In my younger years, I didn’t have much use for Paul. I blamed him for some of the ways that his writings have been used to subjugate and divide. Since then, I learned more about his context and the ways in which he truly teaches radical liberation in Christ. Paul is certainly cranky sometimes, but who isn’t? He knew pain, suffering, and struggle to a degree that many never will. He was also a faithful pastor to bourgeoning faith communities across the Levant. His letters offer a remarkable blend of teaching, encouragement, and exhortation.

I am struck by the account of his imprisonment as told in Acts 16. As circumstances got very difficult, Paul and Silas prayed and sang hymns. In prison, having been flogged, they praised God.
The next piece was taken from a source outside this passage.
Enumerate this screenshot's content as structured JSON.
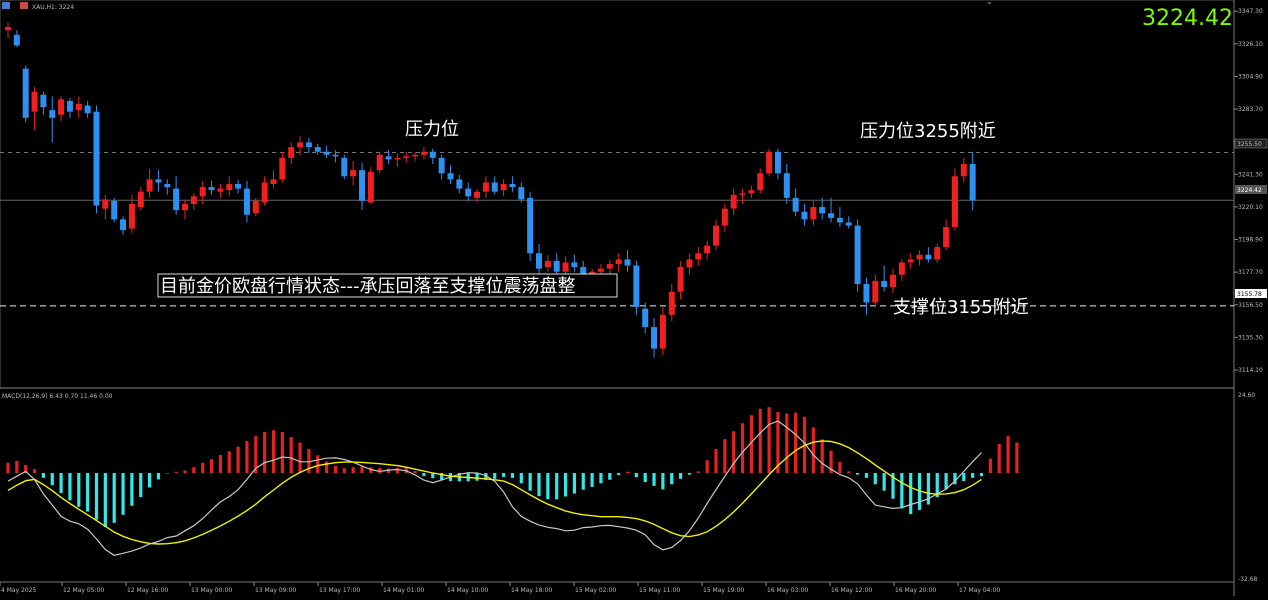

That is the work of a seriously deep and powerful faith.

Paul suffered plenty, but still he could write beautiful framing of what suffering can mean:

And not only that, but we also boast in our sufferings, knowing that suffering produces endurance, and endurance produces character, and character produces hope, and hope does not disappoint us, because God’s love has been poured into our hearts through the Holy Spirit that has been given to us.

Romans 5:3-5

Specifically, he was talking about suffering for our faith. Instead of avoiding suffering for our faith in Jesus, we should welcome it. That’s a far cry from what we sometimes hear from Christians who want all the privileges of the Christian faith without any of the cross-bearing.

One of the great, unnamed heresies of our time is the idea that we can reconcile a prosperous life in the empire with the self-offering to which we are called as Christians. We want a faith that we can squeeze in around jobs and soccer games. We want a church that doesn’t ask too much of us. We want to think kind thoughts about the world’s problems without giving up our comforts or our status to address those problems. We somehow imagine that Jesus would bless our demands for rights instead of calling us to embrace our responsibilities.

I wonder if I would sing hymns, like Paul did, if I were facing the challenges he faced. And yet the testimony of suffering Christians has blessed us all. In the words attributed to Tertullian, “the blood of the martyrs is the seed of the Church.” I pray that I am never a martyr, but I also pray that I will never demand the privilege of Christianity, only seeking to offer what I can to the glory of God.